Usability indicates that the users can use this system easily and more intuitively or not. Usability tests were performed with 10 participants by asking users to finish the task. There are 2 different type of participants. The first type covers participants who have experience about designing and editing 3D model and the second ones are participants who never have experience about designing and editing 3D model. Mission for user testing is to see a scanned puzzle sorter box by Kinect, to help each other to design and edit 3D model and compare it to a given box in virtual environment. Subsequently, 3D model is printed and inserted to fit on a box in the actual environment. Furthermore, the hypothesis of this mission is that two users should spend less time than one user to complete the mission. After test the system, one user spent an average time of 7.27 min and two users spent an average of 4.32 min, subsequently, users were given the survey questionnaires call “USE Questionnaire” [12] to evaluate the usability of the system including ease of use, ease of learning, and satisfaction. In addition, The measurement criteria by having the option of Likert Scale, was divided into 5 options: strongly disagree (1), disagree (2), neutral (3), agree (4), and strongly agree (5). The result of a survey showed that the average of the ease of use is 3.125 (62.5%), of ease of learning is 3.5 (70%), and satisfaction is 3.875 (77.5%).

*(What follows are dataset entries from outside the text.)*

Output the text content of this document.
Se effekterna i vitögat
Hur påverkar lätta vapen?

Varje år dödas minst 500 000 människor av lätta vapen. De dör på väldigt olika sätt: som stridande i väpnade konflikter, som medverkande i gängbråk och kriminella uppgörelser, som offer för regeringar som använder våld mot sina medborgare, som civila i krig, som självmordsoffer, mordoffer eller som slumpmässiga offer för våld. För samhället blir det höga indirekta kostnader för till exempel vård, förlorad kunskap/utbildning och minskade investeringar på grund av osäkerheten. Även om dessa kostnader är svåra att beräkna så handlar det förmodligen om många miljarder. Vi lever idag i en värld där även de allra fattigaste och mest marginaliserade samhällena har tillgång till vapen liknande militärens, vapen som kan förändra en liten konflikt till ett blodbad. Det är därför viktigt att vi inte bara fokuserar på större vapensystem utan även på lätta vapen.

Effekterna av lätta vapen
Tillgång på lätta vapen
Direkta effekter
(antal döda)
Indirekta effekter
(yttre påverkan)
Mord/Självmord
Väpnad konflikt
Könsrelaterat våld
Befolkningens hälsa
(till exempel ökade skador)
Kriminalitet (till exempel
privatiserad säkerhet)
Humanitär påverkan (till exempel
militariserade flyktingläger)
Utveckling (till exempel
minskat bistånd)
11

5.3 Value of Specific Task

The specific task of this system is to help users to design and edit 3D model together to complete the task. The system was evaluated by software and hardware testing. Software testing is about the completion of the given task. Hardware testing is to print 3D model from the virtual collaborative work to fit with the actual environment.

5.4 Discussions and Conclusions

From the result, this proposed system can help multi users to create, edit 3D models together, export file to .STL file for printing the 3D model to fit with the actual environment. The user can see and communicate with another one via the avatar by using virtual reality and can see the same 3D scanned environment in real-time. The result of the survey showed that users were satisfied with the system because the average of ease of use, ease of learning, and satisfaction were greater than 50%. However, most users who used VR for the first time needed some tutorials or examples of how to use this system. In addition, users could collaboratively apply the features within the proposed system to create a prototype-like object. The bottleneck of this system is the network. For the current version, the users cannot join the same room from the different network. In the future work, this system needs more features for users to support the design of more complicated models and better embedded tutorials.